The regulations, which went into effect in February, constitute the biggest overhaul of consumer product safety laws since the Consumer Product Safety Commission was created in 1972. Civil penalties for noncompliance can now reach $15 million, up from about $1.8 million. Companies say they're overwhelmed by the requirements of the Consumer Product Safety Improvement Act of 2008, adding that the resource-strapped CPSC has offered little guidance.

Even so, with just 430 staff currently policing millions of products, and plans to grow by only 100 more, the CPSC doesn't exactly have defense lawyers shaking in their Cole Haans.

Lawyers representing industry say they're trying to help clients comply with the law, but that a big part of the job is strategizing about which rules require immediate attention and which ones -- at least for now -- can be set aside.

"You would never say 'you can ignore something,'" said Charles Samuels, a partner at Mintz, Levin, Cohn, Ferris, Glovsky and Popeo who focuses on consumer product regulation. "You simply have to say, in order of priority, this is how I would proceed. ... Hopefully, you're doing that in the same order of the actual risks to the public."

Not surprisingly, the CPSC doesn't quite see it that way. "We will focus enforcement on the areas of greatest risk to children," said agency spokesman Scott Wolfson. "At the same time, we don't want any company to think that they do not need to be in compliance with the new limits and standards that were established on Feb. 10."

ALL THINGS LEAD

Lawyers say figuring out the law isn't an exact science. The Consumer Product Safety Improvement Act was passed in response to a string of high-profile toy recalls in 2007 that cast serious doubt on the CPSC's ability to police children's products, particularly those imported from foreign countries such as China. (Remember those scares over lead paint in Barbie accessories and Thomas and Friends train sets?) As a result, the piece of the statute requiring that children's products contain no more than 600 parts per million of lead has been the focus of much of the media attention on the law.

That makes it an obvious area on which clients can home in, said Quin Dodd, who practices alongside Samuels in the Washington office of Boston-based Mintz Levin. Dodd said retailers can refuse to buy from manufacturers that can't prove they're in compliance. Dodd, who was chief of staff at the CPSC until last year, represents the National Bulk Vendors Association, whose members sell the small toys dispensed by vending machines at the front of grocery stores.

Not every provision has received the same attention as the lead limit, however. Many have stayed relatively under the radar. The law mandates previously voluntary limits for other materials found in paint on toys, such as arsenic and mercury.

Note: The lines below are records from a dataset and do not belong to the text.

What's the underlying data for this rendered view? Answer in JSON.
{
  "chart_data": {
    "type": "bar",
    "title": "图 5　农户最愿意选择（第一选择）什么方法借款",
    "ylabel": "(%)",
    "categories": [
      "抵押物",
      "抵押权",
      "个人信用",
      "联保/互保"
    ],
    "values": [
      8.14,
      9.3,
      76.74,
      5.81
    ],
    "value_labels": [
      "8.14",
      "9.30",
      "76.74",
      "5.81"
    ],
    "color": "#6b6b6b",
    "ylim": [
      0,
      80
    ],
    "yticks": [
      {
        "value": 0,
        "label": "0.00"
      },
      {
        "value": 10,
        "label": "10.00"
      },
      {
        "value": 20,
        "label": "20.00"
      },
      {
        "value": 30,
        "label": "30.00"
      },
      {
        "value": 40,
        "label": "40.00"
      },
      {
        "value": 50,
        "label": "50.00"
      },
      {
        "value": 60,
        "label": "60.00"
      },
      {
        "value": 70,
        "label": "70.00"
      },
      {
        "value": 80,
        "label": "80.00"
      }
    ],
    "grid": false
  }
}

K&L Gates partner Eric Stone, who represents the American Specialty Toy Retailing Association and other trade groups, said such requirements are ones that "some people, to be honest, weren't even aware existed. ... Somebody who might be merrily moving along having their paints and everything tested for lead ... might miss, for example, a requirement like this."

Businesses have inundated the CPSC with requests for clarification of various parts of the law, and this is one area for which the agency does "seek to offer more guidance," Wolfson said. When asked whether the agency will nonetheless enforce limits on materials such as mercury, he reiterated that the "CPSC will enforce all elements of the law where there isn't a stay of enforcement in place."

Language like that is the reason lawyers say clients are asking them to figure out what the agency's priorities really are. After all, if the CPSC has yet to establish clear guidelines for certain materials, then perhaps it isn't quite ready to enforce them. The CPSC, said Mintz Levin's Dodd, has "been scrambling to make sense of this new law, let alone aggressively enforce it."

And even when companies can't comply, lawyers say putting forth a good-faith effort will likely still do some good. "I advise clients that, when they have 10 regulatory requirements...and they don't think they can completely satisfy all of them, that they do something instead of doing nothing," Samuels said. "Try and show that you did what you reasonably could do." That way, if the CPSC does nail the client for noncompliance, the company can demonstrate that it at least tried to follow the law. "It certainly will weigh against you having to pay a penalty," said Samuels.

Though he did not specify what constitutes "a good-faith effort," Wolfson said that whether a corporation can show it tried to obey the rules "is part of what our compliance division will look at" when assessing penalties.

ACTUAL ENFORCEMENT?

The seriousness of the threat of actual enforcement remains an open question. President Barack Obama has promised to revitalize the CPSC. Last month, he nominated a new chairman for the agency, Inez Moore Tenenbaum, as well as a new commissioner, Robert Adler, both of whom have been praised by consumer advocates. Obama said he plans to expand the commission from two to five commissioners later this summer. He also allocated $107 million to the CPSC in his budget, bringing the agency's funding nearly three-quarters of the way to meeting Obama's ultimate goal of doubling it.

"I think we're going to see a lot more enforcement actions in the future, and a lot more progressiveness and push from the CPSC," predicted Samuels.

Not everyone is so confident in the agency. Mary Martha McNamara, a partner at Alexandria, Va.-based McNamara & L'Heureux, which focuses on product safety, didn't hesitate when asked whether she thinks the CPSC can fully enforce the new regulations: "No."

McNamara harkened back to when she worked at the commission in the 1970s or, as she remembered it, "the golden era of the CPSC," when the agency had close to double the staff it has today. Even then, she said, there weren't enough employees or resources "to do all that Congress wanted the agency to do." McNamara represents the Art & Creative Materials Institute, whose member companies are dealing with the new lead limits.

Wolfson said the CPSC "uses its resources as efficiently and effectively as [it] can." He said the agency has staff on the ground at nine major ports in the United States to monitor products imported from overseas. (The United States has about 327 total ports.)

The CPSC, however, is not working alone. A partnership with the Department of Homeland Security has given it access to technology that Wolfson said helps agents at the ports determine which cargo containers to inspect. The Consumer Product Safety Improvement Act also gave state attorneys general new authority to enforce federal consumer products laws.

But lawyers say the most effective enforcers so far have been retailers, many of whom now insist that manufacturers and suppliers provide proof their products are in compliance with the new rules. Said Dodd, "For my client, the Bulk Vendors, if retailers start to say you can't have your 25-cent rings in my shop ... that industry simply goes away." In other words, clients shouldn't stop panicking just yet.